La carte blanche ci-dessous a été refusée par La Libre Belgique, par « manque de place ». Nous ne demandions pourtant pas à ce qu’elle soit publiée dans les 48 heures…

Si vous souscrivez à ce texte, agissez en cosignant la pétition relative à l’immixtion du religieux à l’école dont vous trouverez le texte ici : http://ecoleetreligion.canalblog.com/. Et diffusez ce mail ! Nous souhaitons recueillir un maximum de signatures d’ici le 23 avril prochain.

 

Signes religieux à l’école : il est grand temps que les autorités compétentes assument leurs responsabilités !

 

La récente décision du Conseil d’Etat de déclarer irrecevable la demande du MRAX d’annuler les points des règlements d’ordre intérieur des athénées de Gilly et de Vauban interdisant depuis la rentrée 2005 « le port de tout couvre-chef, de signe ostensible d’appartenance politique ou religieuse dans l’enceinte de l’établissement » relance la polémique sur les signes religieux à l’école.   

 

En novembre 2007, trente intellectuels, enseignants, hommes et femmes engagés en politiques ou simples citoyens lançaient une pétition[1] qui, devant la recrudescence recrudescence des exigences religieuses ou dites telles à l’école, demandait aux responsables politiques et aux ministres compétents en matière d’enseignement d’interdire tout signe ostensible d’appartenance philosophique ou religieuse dans le cadre scolaire et de mettre tout en  œuvre pour préserver l’école des tentatives d’immixtion du religieux dans le contenu des enseignements et les critères d'organisation de la vie scolaire.

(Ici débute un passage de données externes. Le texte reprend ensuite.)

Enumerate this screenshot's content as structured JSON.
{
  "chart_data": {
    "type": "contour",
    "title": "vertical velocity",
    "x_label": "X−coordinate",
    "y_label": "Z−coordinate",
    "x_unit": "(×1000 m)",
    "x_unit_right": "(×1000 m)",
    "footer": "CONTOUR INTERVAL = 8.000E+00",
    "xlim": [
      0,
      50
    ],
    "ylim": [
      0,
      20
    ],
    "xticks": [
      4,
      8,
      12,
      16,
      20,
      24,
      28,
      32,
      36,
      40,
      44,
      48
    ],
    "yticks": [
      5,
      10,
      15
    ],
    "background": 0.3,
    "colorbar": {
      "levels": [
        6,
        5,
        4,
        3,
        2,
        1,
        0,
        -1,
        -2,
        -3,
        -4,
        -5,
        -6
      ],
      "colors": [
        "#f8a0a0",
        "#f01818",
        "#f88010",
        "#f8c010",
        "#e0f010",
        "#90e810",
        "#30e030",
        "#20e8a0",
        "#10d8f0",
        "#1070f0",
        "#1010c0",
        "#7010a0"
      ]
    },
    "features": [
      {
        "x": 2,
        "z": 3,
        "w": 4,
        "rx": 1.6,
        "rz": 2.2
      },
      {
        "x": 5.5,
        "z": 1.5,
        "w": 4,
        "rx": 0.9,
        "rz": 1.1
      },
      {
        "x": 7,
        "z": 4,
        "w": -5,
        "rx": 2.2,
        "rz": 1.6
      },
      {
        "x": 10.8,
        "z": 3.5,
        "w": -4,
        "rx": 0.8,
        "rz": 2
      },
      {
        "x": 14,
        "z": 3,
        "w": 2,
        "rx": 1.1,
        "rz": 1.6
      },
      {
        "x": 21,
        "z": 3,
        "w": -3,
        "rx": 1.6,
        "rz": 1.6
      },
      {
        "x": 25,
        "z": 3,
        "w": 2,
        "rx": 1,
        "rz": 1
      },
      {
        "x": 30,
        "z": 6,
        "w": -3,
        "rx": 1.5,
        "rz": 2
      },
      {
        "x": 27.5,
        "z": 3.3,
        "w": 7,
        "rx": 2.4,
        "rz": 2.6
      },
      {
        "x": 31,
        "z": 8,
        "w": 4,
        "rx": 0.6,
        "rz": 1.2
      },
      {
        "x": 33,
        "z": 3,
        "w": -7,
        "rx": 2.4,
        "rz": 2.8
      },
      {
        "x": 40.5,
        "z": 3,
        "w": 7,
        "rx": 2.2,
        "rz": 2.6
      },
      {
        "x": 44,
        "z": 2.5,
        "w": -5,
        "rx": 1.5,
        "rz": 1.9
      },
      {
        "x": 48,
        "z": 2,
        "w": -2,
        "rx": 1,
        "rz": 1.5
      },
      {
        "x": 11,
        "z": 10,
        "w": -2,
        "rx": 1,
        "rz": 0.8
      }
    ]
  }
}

Cette pétition fut très rapidement cosignée par plusieurs milliers de personnes, et donna naissance à la création du Réseau d’Actions pour la Promotion d’un Etat laïque[2]. Mais il en fallait plus pour décider nos ministres compétents à prendre une décision qui, pour être de bon sens, n’en risquait pas moins de leur attirer les foudres d’une partie de leur électorat.

 

Aujourd’hui, le Conseil d’Etat vient à son tour de se prononcer, rappelant fort opportunément que non seulement interdire le port de signes d’appartenance religieuse à l’école n’est pas discriminatoire, mais que cela contribue au contraire à lutter contre les discriminations, rejoignant donc parfaitement l’objet social du MRAX. Nous réitérons notre appel aux responsables politiques pour qu’ils sortent enfin de leur silence et prennent leurs responsabilités.

 

La question de la mainmise des pouvoirs religieux – institués ou non -  dans la sphère scolaire », en effet, n’est pas, contrairement à ce qu’avait prétendu la ministre Marie Aréna en son temps, une question de « projets pédagogiques contrastés, consacrés par des règlements d’ordre intérieur différents, ce qui permet aux parents et aux élèves de faire le choix de l’établissement qu’ils estiment le plus adapté à leurs aspirations ».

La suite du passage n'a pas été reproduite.